Making the cost more clear and transparent would be helpful.

Or else switch to DC, but with min 20%, more like 25% cont. rates, with 10-15% from the employer.
 
Re: Pension Levy - real cost

But surely if DB pensions are so good, then we should aspire to them for everybody?

Making the cost more clear and transparent would be helpful.

Or else switch to DC, but with min 20%, more like 25% cont. rates, with 10-15% from the employer.

I see where you are coming from but it is just not possible to give every one DB.Whether we like it or not, the next generation will end up working to pay for our pensions. Do you want to lumber them with even more debt. Its €101bn at present.

The DC idea with higher employee contributions, better tax breaks and better investment options would be ideal.
 
Re: Pension Levy - real cost

There is absolutely no chance that these same conts going into a DC fund would ever be enough to fund a 150% lump-sum and a 50% pension.

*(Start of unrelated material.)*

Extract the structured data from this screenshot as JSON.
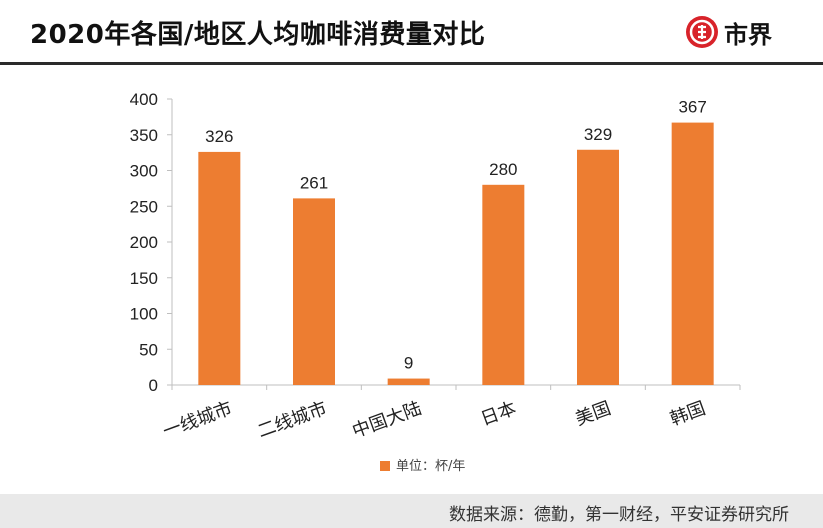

People can juggle figures all they want, but if you contribute 20% of your salary for 40 years, it means that you have contributed 8 years salary in total by retirement. This should give you 16 years on half pay. Which means that you should be able to live to 65+16yr = 81years old even if your contributions only barely kept up with inflation. As 81 years old is older than the average life expectancy, it means that the government is profiting from public service pensions. Public servants would be better keeping the money and putting it in a post office savings account.
 
Re: Pension Levy - real cost

People can juggle figures all they want, but if you contribute 20% of your salary for 40 years, it means that you have contributed 8 years salary in total by retirement. This should give you 16 years on half pay.
This makes the huge assumption that someone retires on the same salary they started on - does this happen often in practice? I think starting pay in the CS in the mid 1980s was around €8,000 - a starter back then (age 40-ish now) will be earning quite a bit more now don't you agree? Even the most unambitious will get the annual increments which are separate from inflation. Many will get promotions from CO to EO or EO to HEO and PO etc. But salary contributions all along are based on salary at the time - so you start contributing as a % of a low salary but get a pension based on a much higher final salary. Your argument would be a bit more valid if pensions were based on average career salary (not very appealing though is it?) - but even then the in-retirement link to workers grade inflation makes the pension a lot more valuable than you are either aware or care to admit.

Public servants would be better keeping the money and putting it in a post office savings account.
I hope that if public servants ever get a choice of defined contribution or continuing as is, that you are the one advising them.